João Monlevade caminha para integrar a lista de cidades mineiras com escolas estaduais adotando o modelo cívico-militar. Três, das quatro instituições de ensino aptas a aderir ao modelo, já disseram “sim” à proposta após consulta às comunidades escolares. As decisões ocorreram ao longo desta semana e movimentaram pais, alunos, professores e servidores.
A adesão ao modelo, que prevê a presença de militares da reserva nas unidades escolares atuando na área administrativa e disciplinar, foi aprovada com ampla maioria nas votações realizadas na cidade.
Votações
Na Escola Estadual Manoel Loureiro, o resultado foi expressivo: 174 votos favoráveis e apenas 20 contrários. Já na Escola Estadual Dr. Geraldo Parreiras, a decisão foi mais equilibrada: 114 votaram a favor, 82 contra, e houve ainda 8 votos nulos. A Escola Estadual Alberto Pereira Lima também optou pelo modelo, com 146 votos a favor e apenas 12 contrários.

A única escola que ainda não definiu sua posição é a Escola Estadual Luiz Prisco de Braga, cuja assembleia com a comunidade está marcada para a próxima terça-feira (15) à noite.
Para ampliar o debate e ouvir diferentes pontos de vista sobre a implementação do modelo, a Câmara Municipal de João Monlevade realizará uma audiência pública na próxima segunda-feira (14). A expectativa é reunir autoridades, representantes das escolas, profissionais da educação, pais, alunos e demais interessados para discutir os impactos da proposta. A autora da proposição é a vereadora Maria do Sagrado (PT).
O prazo oficial para escuta e deliberação da comunidade escolar sobre a adesão ao modelo cívico-militar
se encerra na próxima sexta-feira (18).
As reuniões são promovidas pelas escolas, após determinação da Secretaria de Estado de Educação de Minas Gerais. O processo de oitivas integra o processo de implantação do modelo nas escolas interessadas, conforme o governo de Romeu Zema (Novo)
A proposta tem sido defendida por autoridades estaduais como uma forma de melhorar a disciplina, o rendimento escolar e a segurança no ambiente educacional, mas também recebe críticas de setores da sociedade que apontam risco de militarização do ensino e perda de autonomia pedagógica.

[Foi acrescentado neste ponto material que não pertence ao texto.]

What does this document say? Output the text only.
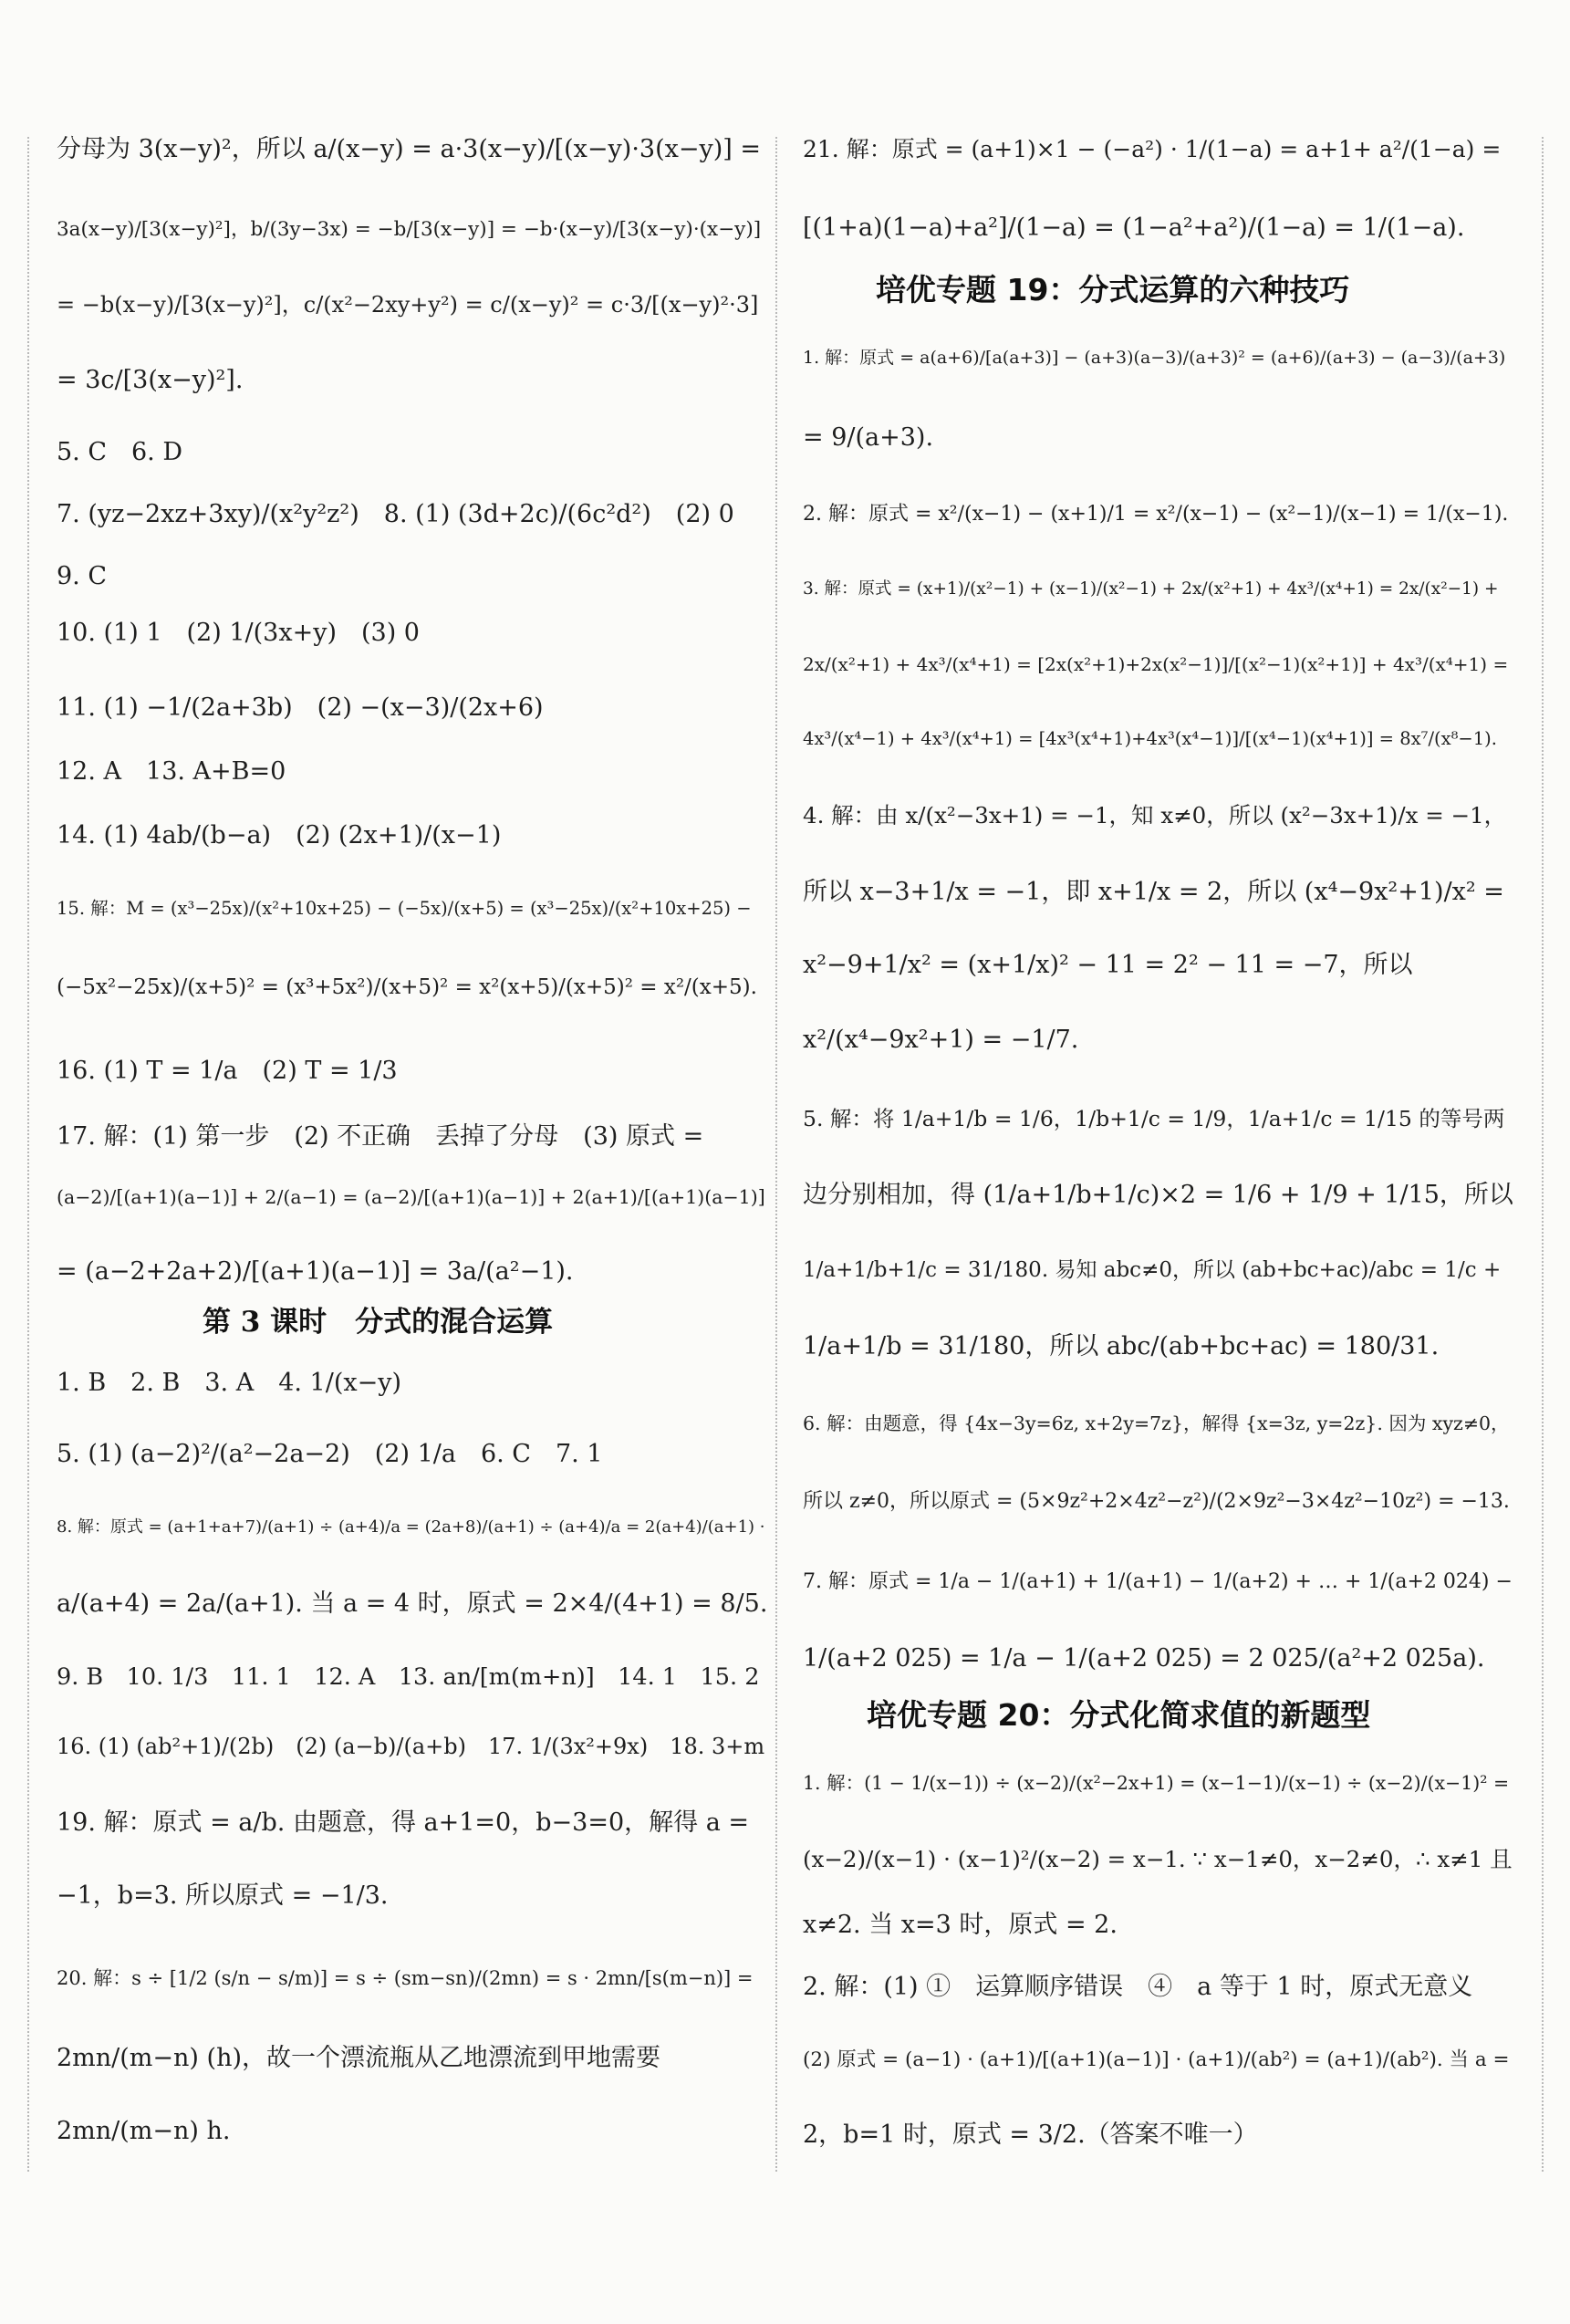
分母为 3(x−y)²，所以 a/(x−y) = a·3(x−y)/[(x−y)·3(x−y)] =
3a(x−y)/[3(x−y)²]，b/(3y−3x) = −b/[3(x−y)] = −b·(x−y)/[3(x−y)·(x−y)]
= −b(x−y)/[3(x−y)²]，c/(x²−2xy+y²) = c/(x−y)² = c·3/[(x−y)²·3]
= 3c/[3(x−y)²].
5. C　6. D
7. (yz−2xz+3xy)/(x²y²z²)　8. (1) (3d+2c)/(6c²d²)　(2) 0
9. C
10. (1) 1　(2) 1/(3x+y)　(3) 0
11. (1) −1/(2a+3b)　(2) −(x−3)/(2x+6)
12. A　13. A+B=0
14. (1) 4ab/(b−a)　(2) (2x+1)/(x−1)
15. 解：M = (x³−25x)/(x²+10x+25) − (−5x)/(x+5) = (x³−25x)/(x²+10x+25) −
(−5x²−25x)/(x+5)² = (x³+5x²)/(x+5)² = x²(x+5)/(x+5)² = x²/(x+5).
16. (1) T = 1/a　(2) T = 1/3
17. 解：(1) 第一步　(2) 不正确　丢掉了分母　(3) 原式 =
(a−2)/[(a+1)(a−1)] + 2/(a−1) = (a−2)/[(a+1)(a−1)] + 2(a+1)/[(a+1)(a−1)]
= (a−2+2a+2)/[(a+1)(a−1)] = 3a/(a²−1).
第 3 课时　分式的混合运算
1. B　2. B　3. A　4. 1/(x−y)
5. (1) (a−2)²/(a²−2a−2)　(2) 1/a　6. C　7. 1
8. 解：原式 = (a+1+a+7)/(a+1) ÷ (a+4)/a = (2a+8)/(a+1) ÷ (a+4)/a = 2(a+4)/(a+1) ·
a/(a+4) = 2a/(a+1). 当 a = 4 时，原式 = 2×4/(4+1) = 8/5.
9. B　10. 1/3　11. 1　12. A　13. an/[m(m+n)]　14. 1　15. 2
16. (1) (ab²+1)/(2b)　(2) (a−b)/(a+b)　17. 1/(3x²+9x)　18. 3+m
19. 解：原式 = a/b. 由题意，得 a+1=0，b−3=0，解得 a =
−1，b=3. 所以原式 = −1/3.
20. 解：s ÷ [1/2 (s/n − s/m)] = s ÷ (sm−sn)/(2mn) = s · 2mn/[s(m−n)] =
2mn/(m−n) (h)，故一个漂流瓶从乙地漂流到甲地需要
2mn/(m−n) h.
21. 解：原式 = (a+1)×1 − (−a²) · 1/(1−a) = a+1+ a²/(1−a) =
[(1+a)(1−a)+a²]/(1−a) = (1−a²+a²)/(1−a) = 1/(1−a).
培优专题 19：分式运算的六种技巧
1. 解：原式 = a(a+6)/[a(a+3)] − (a+3)(a−3)/(a+3)² = (a+6)/(a+3) − (a−3)/(a+3)
= 9/(a+3).
2. 解：原式 = x²/(x−1) − (x+1)/1 = x²/(x−1) − (x²−1)/(x−1) = 1/(x−1).
3. 解：原式 = (x+1)/(x²−1) + (x−1)/(x²−1) + 2x/(x²+1) + 4x³/(x⁴+1) = 2x/(x²−1) +
2x/(x²+1) + 4x³/(x⁴+1) = [2x(x²+1)+2x(x²−1)]/[(x²−1)(x²+1)] + 4x³/(x⁴+1) =
4x³/(x⁴−1) + 4x³/(x⁴+1) = [4x³(x⁴+1)+4x³(x⁴−1)]/[(x⁴−1)(x⁴+1)] = 8x⁷/(x⁸−1).
4. 解：由 x/(x²−3x+1) = −1，知 x≠0，所以 (x²−3x+1)/x = −1，
所以 x−3+1/x = −1，即 x+1/x = 2，所以 (x⁴−9x²+1)/x² =
x²−9+1/x² = (x+1/x)² − 11 = 2² − 11 = −7，所以
x²/(x⁴−9x²+1) = −1/7.
5. 解：将 1/a+1/b = 1/6，1/b+1/c = 1/9，1/a+1/c = 1/15 的等号两
边分别相加，得 (1/a+1/b+1/c)×2 = 1/6 + 1/9 + 1/15，所以
1/a+1/b+1/c = 31/180. 易知 abc≠0，所以 (ab+bc+ac)/abc = 1/c +
1/a+1/b = 31/180，所以 abc/(ab+bc+ac) = 180/31.
6. 解：由题意，得 {4x−3y=6z, x+2y=7z}，解得 {x=3z, y=2z}. 因为 xyz≠0，
所以 z≠0，所以原式 = (5×9z²+2×4z²−z²)/(2×9z²−3×4z²−10z²) = −13.
7. 解：原式 = 1/a − 1/(a+1) + 1/(a+1) − 1/(a+2) + … + 1/(a+2 024) −
1/(a+2 025) = 1/a − 1/(a+2 025) = 2 025/(a²+2 025a).
培优专题 20：分式化简求值的新题型
1. 解：(1 − 1/(x−1)) ÷ (x−2)/(x²−2x+1) = (x−1−1)/(x−1) ÷ (x−2)/(x−1)² =
(x−2)/(x−1) · (x−1)²/(x−2) = x−1. ∵ x−1≠0，x−2≠0，∴ x≠1 且
x≠2. 当 x=3 时，原式 = 2.
2. 解：(1) ①　运算顺序错误　④　a 等于 1 时，原式无意义
(2) 原式 = (a−1) · (a+1)/[(a+1)(a−1)] · (a+1)/(ab²) = (a+1)/(ab²). 当 a =
2，b=1 时，原式 = 3/2.（答案不唯一）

Outro ponto contrário é a possibilidade de
Com a adesão de três unidades de ensino e a expectativa de definição da quarta escola, João Monlevade já entra no radar das cidades que caminham para a implementação do projeto, caso a decisão seja homologada pela Secretaria de Educação.
Ponderações
Nesta semana, em audiência pública na Assembleia Legislativa de Minas, a deputada estadual e presidente da comissao de educação, Beatriz Cerqueira (PT), ressaltou que não existe lei estadual que regulamente a criação de um programa estadual de escolas cívico-militares, e que projeto nesse sentido já foi rejeitado na Assembleia de Minas. “Nós alertamos para essa tentativa permanente de usurpação de competências. Não cabe ao Estado e aos municípios criar diretrizes de educação”, afirmou a deputada.
O fato da votação proposta pelo governo ser realizada com cédulas em que os votantes são identificados também foi muito criticado por Beatriz Cerqueira e outros representantes dos professores. Coordenador do Departamento Jurídico e Assuntos Legislativos do Sindicato Único dos Trabalhadores em Educação de Minas Gerais (Sind-UTE/MG), Luiz Fernando Oliveira disse que a cédula identificada é um dos pontos que deixam o programa suscetível ao uso politico e eleitoral, a pouco mais de um ano das eleições.
“Essas são as maiores escolas em municípios que têm os maiores colégios eleitorais”, afirmou Luiz Fernando, referindo-se aos cerca de 720 estabelecimentos de ensino pré-selecionados pelo governo. Participantes da reunião também disseram que a identificação dos votantes deixa os profissionais sujeitos a retaliações.